Anyway, there is nothing whatsoever wrong with Catorze, and his weight loss (from 3.71kg on 23rd November to 3.29kg now) is because he’s gone off his new food. Yes, he ate it happily at first, but this is Sa Maj we’re talking about; nobody knows why he does the stupid things he does. Cat Daddy and I are very disappointed as we love everything about the Cool Cat Club, and we so wanted this to work. Hopefully they will understand that this isn’t a reflection on their product, and that cats are just imbeciles.
By the time we got home, Catorze’s vet-administered appetite-stimulating pill had kicked in.

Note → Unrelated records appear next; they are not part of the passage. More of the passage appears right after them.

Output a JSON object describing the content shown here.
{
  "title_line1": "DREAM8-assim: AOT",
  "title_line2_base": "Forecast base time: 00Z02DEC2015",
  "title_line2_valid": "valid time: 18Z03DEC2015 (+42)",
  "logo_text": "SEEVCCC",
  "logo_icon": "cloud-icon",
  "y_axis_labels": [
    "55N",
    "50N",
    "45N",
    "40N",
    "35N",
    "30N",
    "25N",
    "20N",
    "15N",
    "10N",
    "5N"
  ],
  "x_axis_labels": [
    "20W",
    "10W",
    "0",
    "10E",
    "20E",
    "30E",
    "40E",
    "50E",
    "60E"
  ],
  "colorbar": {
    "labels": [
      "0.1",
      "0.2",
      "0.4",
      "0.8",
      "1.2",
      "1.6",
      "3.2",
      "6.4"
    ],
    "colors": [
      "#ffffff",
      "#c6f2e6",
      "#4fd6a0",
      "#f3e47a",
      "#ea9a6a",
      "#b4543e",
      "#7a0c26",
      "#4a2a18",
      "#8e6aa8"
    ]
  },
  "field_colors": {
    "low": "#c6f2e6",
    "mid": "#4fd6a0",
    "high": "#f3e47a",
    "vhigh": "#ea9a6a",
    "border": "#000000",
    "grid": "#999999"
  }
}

But, once again, he went to his plate and just sniffed and stared. Then, when I sifted through his 30-70 mix of old and new food, giving him the pellets of old food only, he ate them.
So then we had a problem, because his old food has been discontinued.
After frantically panic-Googling high-protein cat food I discovered that Thrive have a dry food product, although none of the sellers were able to deliver anytime soon. The fastest and cheapest delivery was, unbelievably, on Ocado Zoom, a grocery delivery service for disorganised brats who want stuff within the hour. I remember once laughing at a friend for using this service, and no doubt she will giggle when she learns that I, too, joined the throng of disorganised brats.
Unfortunately the pack of Thrive was 50p below the minimum order quantity, so I asked Cat Daddy if we could add anything else to the order. Apparently we needed, erm, Branston pickle. (Non-Brits: ask your British friends.) I was concerned that the driver would wonder what special kind of disorganised brats we must be to need Branston pickle and to need it RIGHT NOW, and I was right to be worried because, when the delivery arrived, it contained Branston pickle and nothing else.
The evening was topped off by Catorze putting his best efforts into screaming his guts out whilst I was on the phone to Ocado Zoom asking what had gone wrong. The poor lady on the phone was saying, “Oh my God, your hungry cat! I can hear him! I feel so bad!”
Whilst the rest of the world reflects, dreams big and sets goals, all we want in 2021 is for our cat to eat the bloody food. Any food. NO, NOT THE OBSOLETE FOOD, FOR GOODNESS’ SAKE.